Montreal has its fake granite tree stumps. Vancouver has the Main Street Poodle – a seven-foot-tall dog on a pole. Edmonton has its Talus Dome – a giant pile of shiny silver balls blinding nearby drivers on sunny days. Ottawa has the faux badminton-racquet light poles in the Jack Purcell Park, honouring the wrong guy with the same name.

But Calgary is the poster child of failed, embarrassing public-art projects. Calgary's policy of setting aside 1 per cent of each infrastructure project budget to add public art into that project has resulted in unpopular, uninspired, expensive public-art projects being erected in often obscure locations. There's the giant blue ring called Travelling Light, a LED light display on the side of a waste-water lift station, and Bearing, a large, round metal ball that can only be viewed from inside a fenced-off fire-department maintenance yard. We can't forget Wishing Well, a shiny interactive metal statue that is now in storage because it burned a hole in a visitor's jacket. And now the city has Bowfort Towers, which is so controversial that the area's city councillor wants it torn down.

Some critics have suggested tweaking the selection process for public art to ensure better outcomes, but perhaps we should look to the Wynwood neighbourhood of Miami for some real direction.

Formerly the inner-city garment district in the mid-20th century, Wynwood was home to a mix of blue- and white-collar workers. But over the second half of the past century, it slowly deteriorated into a slum of worn-down homes and impoverished citizens with few job prospects. Race riots and drug busts were not uncommon in the 1990s and businesses fled the area.

However, in the mid-2000s, land developer Tony Goldman saw a real opportunity. Known for his contribution to the redevelopment of New York's SoHo neighbourhood and Miami Beach, Mr. Goldman bought cheap property in Wynwood – both retail and large warehouses. Between 2004 and 2005, Goldman purchased more than 25 Wynwood properties.

In 2008, Mr. Goldman realized that his large, windowless warehouse walls were the perfect canvas for street art – graffiti. He offered free airfare, accommodations, supplies and a giant canvas to some of the world's most famous graffiti artists to showcase their work. Dozens took him up on his offer and turned his drab buildings into beautiful works of art. And thus, Wynwood Walls was born.
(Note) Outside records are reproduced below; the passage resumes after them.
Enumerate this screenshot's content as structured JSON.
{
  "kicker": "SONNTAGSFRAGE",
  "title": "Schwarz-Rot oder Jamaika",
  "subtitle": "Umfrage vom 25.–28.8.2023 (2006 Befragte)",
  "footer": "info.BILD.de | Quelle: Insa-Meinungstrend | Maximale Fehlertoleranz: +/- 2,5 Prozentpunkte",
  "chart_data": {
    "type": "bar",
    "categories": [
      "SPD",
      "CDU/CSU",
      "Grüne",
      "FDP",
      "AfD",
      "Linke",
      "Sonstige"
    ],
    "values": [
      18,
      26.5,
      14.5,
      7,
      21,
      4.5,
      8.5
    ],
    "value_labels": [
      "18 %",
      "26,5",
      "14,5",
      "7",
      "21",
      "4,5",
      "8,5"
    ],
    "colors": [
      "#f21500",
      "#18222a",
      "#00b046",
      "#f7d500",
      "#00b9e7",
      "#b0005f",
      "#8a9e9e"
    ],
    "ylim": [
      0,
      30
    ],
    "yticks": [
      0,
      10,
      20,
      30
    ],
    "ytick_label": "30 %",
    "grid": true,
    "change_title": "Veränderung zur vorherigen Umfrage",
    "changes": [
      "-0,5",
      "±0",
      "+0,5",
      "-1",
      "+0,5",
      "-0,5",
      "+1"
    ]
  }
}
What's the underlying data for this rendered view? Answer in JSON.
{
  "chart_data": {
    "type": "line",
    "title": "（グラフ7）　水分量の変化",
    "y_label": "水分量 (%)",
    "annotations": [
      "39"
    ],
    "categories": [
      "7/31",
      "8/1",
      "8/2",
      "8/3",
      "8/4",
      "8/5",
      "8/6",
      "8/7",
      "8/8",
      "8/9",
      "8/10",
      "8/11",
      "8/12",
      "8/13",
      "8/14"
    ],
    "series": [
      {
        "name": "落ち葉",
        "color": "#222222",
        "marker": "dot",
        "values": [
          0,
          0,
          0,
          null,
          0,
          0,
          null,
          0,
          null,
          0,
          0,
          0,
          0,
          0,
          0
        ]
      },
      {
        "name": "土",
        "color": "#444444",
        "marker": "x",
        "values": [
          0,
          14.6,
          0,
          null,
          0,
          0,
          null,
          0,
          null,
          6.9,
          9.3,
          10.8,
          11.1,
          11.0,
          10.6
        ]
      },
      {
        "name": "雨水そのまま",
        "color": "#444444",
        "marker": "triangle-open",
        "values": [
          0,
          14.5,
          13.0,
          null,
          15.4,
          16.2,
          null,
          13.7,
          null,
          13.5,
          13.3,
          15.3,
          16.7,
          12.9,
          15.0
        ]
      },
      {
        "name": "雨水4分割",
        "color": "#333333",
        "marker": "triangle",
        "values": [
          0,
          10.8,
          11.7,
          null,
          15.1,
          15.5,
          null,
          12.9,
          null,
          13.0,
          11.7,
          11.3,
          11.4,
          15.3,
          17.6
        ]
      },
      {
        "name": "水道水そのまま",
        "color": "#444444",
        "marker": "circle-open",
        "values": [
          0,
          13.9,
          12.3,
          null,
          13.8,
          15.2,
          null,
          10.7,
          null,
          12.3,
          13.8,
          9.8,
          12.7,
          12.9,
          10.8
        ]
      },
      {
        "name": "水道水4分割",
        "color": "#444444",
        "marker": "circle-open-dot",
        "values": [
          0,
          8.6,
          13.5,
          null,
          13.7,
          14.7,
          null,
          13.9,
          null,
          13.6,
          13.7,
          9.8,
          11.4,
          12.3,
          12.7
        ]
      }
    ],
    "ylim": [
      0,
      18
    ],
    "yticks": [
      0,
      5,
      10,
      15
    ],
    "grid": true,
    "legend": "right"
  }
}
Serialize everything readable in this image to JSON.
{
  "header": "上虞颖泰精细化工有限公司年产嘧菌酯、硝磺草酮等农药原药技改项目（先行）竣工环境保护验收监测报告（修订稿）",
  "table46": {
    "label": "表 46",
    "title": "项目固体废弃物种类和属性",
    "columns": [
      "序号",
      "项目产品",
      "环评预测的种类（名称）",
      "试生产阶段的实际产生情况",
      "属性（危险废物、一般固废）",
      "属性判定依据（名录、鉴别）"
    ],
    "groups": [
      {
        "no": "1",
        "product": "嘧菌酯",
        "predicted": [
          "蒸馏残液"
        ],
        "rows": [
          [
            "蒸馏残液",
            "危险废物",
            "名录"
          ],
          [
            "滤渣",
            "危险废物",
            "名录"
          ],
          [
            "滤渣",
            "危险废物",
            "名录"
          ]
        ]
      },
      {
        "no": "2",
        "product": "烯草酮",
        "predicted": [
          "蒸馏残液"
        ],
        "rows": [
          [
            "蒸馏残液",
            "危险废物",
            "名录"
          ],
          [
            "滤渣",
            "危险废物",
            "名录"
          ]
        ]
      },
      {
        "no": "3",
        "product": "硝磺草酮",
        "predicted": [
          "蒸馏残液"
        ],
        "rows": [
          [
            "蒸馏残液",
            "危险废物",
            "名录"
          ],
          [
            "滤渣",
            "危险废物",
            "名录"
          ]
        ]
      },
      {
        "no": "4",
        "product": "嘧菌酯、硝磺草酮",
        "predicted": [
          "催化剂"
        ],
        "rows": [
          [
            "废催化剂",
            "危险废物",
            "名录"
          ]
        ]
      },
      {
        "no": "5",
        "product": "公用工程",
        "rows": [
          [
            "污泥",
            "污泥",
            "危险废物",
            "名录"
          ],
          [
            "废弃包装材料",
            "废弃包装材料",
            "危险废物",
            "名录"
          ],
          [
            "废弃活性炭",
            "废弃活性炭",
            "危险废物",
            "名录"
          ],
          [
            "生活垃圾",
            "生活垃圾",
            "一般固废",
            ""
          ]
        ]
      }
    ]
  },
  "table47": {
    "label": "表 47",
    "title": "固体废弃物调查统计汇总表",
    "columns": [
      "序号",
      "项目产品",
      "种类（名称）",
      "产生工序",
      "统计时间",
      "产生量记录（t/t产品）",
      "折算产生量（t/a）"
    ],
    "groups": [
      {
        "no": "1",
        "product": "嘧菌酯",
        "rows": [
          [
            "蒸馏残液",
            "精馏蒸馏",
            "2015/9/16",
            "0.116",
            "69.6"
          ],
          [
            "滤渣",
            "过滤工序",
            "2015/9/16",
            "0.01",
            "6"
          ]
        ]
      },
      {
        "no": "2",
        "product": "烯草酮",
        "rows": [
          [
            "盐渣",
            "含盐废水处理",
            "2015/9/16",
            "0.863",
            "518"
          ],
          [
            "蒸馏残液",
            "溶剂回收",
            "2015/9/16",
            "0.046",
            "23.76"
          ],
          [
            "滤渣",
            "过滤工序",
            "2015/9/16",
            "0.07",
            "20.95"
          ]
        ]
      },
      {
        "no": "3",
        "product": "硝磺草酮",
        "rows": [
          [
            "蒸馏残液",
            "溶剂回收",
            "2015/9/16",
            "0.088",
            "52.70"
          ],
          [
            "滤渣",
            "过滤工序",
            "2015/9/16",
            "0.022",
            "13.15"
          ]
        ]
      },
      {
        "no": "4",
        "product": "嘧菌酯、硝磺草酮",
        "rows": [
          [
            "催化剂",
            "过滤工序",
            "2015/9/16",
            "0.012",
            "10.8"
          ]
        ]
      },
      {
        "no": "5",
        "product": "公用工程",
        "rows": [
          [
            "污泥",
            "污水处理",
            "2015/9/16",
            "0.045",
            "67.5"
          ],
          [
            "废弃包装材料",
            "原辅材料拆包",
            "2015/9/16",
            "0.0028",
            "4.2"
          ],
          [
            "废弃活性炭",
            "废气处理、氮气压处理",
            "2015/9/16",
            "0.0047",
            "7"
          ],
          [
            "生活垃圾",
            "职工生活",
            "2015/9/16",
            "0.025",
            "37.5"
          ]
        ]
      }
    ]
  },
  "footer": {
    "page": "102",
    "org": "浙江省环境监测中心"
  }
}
Now the centrepiece of the neighbourhood, Wynwood Walls is an outdoor, public museum of street art. Artists from around the world now compete to install their work on the walls. Its popularity with tourists has forced Goldman Properties (run by his daughter Jessica after Tony died in 2012) to expand, using shipping containers as canvases where warehouse walls don't exist.

More impressive than the art itself is what happened in the surrounding area. Neighbouring businesses followed suit, commissioning artwork on their building walls. Today, nearly every building in the neighbourhood has a wall or two adorned with street art.

Since 2008, property values have shot up. Retail spaces that once rented for $10 per square foot now fetch eight times that amount. And warehouses that would have sold for $40 per square foot now sell for as much as $400 per square foot.

Crime rates have plummeted and both retail and residential development have made Wynwood one of Miami's hot spots. Vogue magazine named Wynwood one of "the world's coolest neighbourhoods," and Forbes magazine named Wynwood to its list of "American's best hipster neighbourhoods."

All of this occurred because private business owners invested in public art.

Similarly, the most photographed piece of public art in Calgary – the Wonderland sculpture (the 12-metre-high grid-like head) at the Bow Building – was entirely funded by Encana Corporation and Cenovus Energy, not taxpayers.

Miami's Wynwood Walls cannot be replicated by governments using tax dollars. It can only be replicated by those with skin in the game. Public art has the ability to create tremendous benefit.

The Walls have shown that tourists, citizens, land developers and the city all benefit when the private sector takes the lead on public art.